Banyak presenter adalah orang-orang baik hati yang ingin menyampaikan sekian banyak (atau jika perlu semua) hal yang mereka ketahui. Sebagai hasil mereka akhirnya berpresentasi tentang “34 Tips untuk Membuat Kebun Anda Tampak Terawat” atau “46 Langkah Menuju Kesuksesan”.

Bagaimanapun juga niatan baik ini akan terkendala oleh waktu dan batasan jumlah informasi yang bisa diterima oleh audiens.

Semakin banyak jumlah poin yang hendak anda sampaikan berarti semakin sedikit waktu yang bisa dialokasikan untuk membahas masing-masing poin secara detil dan mendalam. Sehingga karena sedemikian banyak poin yang ingin disampaikan bisa-bisa presentasi menjadi seperti membaca daftar tips-tips saja tanpa disertai penjelasan yang memadai.

Selain itu semakin banyak jumlah poin yang disampaikan juga akan membuat audiens semakin susah untuk mengingat poin-poin tersebut.

Jadi jangan sampai kesalahan ini juga terjadi pada anda. Batasilah jumlah poin yang ingin anda sampaikan. Saya tahu bahwa kadang susah untuk melakukan hal ini, seringkali kita berkata “Waduhh… hal ini penting banget, mana bisa tidak saya sampaikan”. Akan tetapi jika semua hal penting, maka sebenarnya tidak ada yang penting.

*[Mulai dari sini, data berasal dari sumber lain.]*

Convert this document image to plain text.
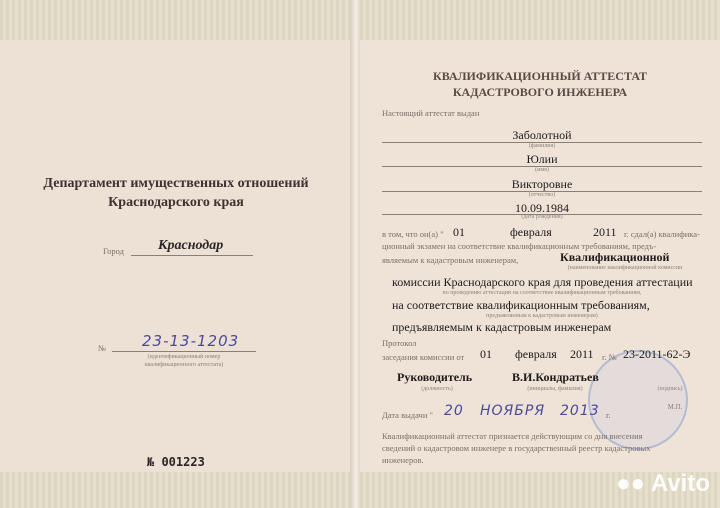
Департамент имущественных отношений
Краснодарского края
Город Краснодар
№ 23-13-1203
(идентификационный номер
квалификационного аттестата)
№ 001223
КВАЛИФИКАЦИОННЫЙ АТТЕСТАТ
КАДАСТРОВОГО ИНЖЕНЕРА
Настоящий аттестат выдан
Заболотной
(фамилия)
Юлии
(имя)
Викторовне
(отчество)
10.09.1984
(дата рождения)
в том, что он(а) " 01	февраля	2011 г. сдал(а) квалифика-
ционный экзамен на соответствие квалификационным требованиям, предъ-
являемым к кадастровым инженерам,	Квалификационной
(наименование квалификационной комиссии
комиссии Краснодарского края для проведения аттестации
по проведению аттестации на соответствие квалификационным требованиям,
на соответствие квалификационным требованиям,
предъявляемым к кадастровым инженерам)
предъявляемым к кадастровым инженерам
Протокол
заседания комиссии от 01 февраля 2011 г. № 23-2011-62-Э
Руководитель
(должность)
В.И.Кондратьев
(инициалы, фамилия)	(подпись)
М.П.
Дата выдачи " 20 НОЯБРЯ 2013 г.
Квалификационный аттестат признается действующим со дня внесения
сведений о кадастровом инженере в государственный реестр кадастровых
инженеров.
●● Avito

If everything is important, then nothing is
– Patrick M. Lencioni –

Lebih baik anda menyampaikan tiga hal yang akhirnya bisa diingat dan dipraktekkan oleh audiens daripada menyampaikan 23 hal yang akhirnya dilupakan semua oleh audiens.

(2) Tidak disertai contoh dan cerita

Banyak audiens yang mengeluh bahwa presentasi yang mereka dengar seringkali terkesan abstrak. Mereka tidak benar-benar mengerti apa yang hendak disampaikan oleh si presenter.

Hal ini bisa terjadi biasanya karena presenter hanya menjelaskan dan memberikan definisi dari poin yang ia sampaikan tanpa disertai contoh-contoh dan cerita.

Dan Heath dan Chip Heath dalam bukunya “Made to Stick” mengatakan bahwa sesuatu yang concrete (nyata) akan membuat audiens lebih mudah mengingat apa yang hendak anda sampaikan.

Lalu Pak.. bagaimana membuat presentasi saya lebih nyata? Ada beberapa hal yang bisa anda lakukan.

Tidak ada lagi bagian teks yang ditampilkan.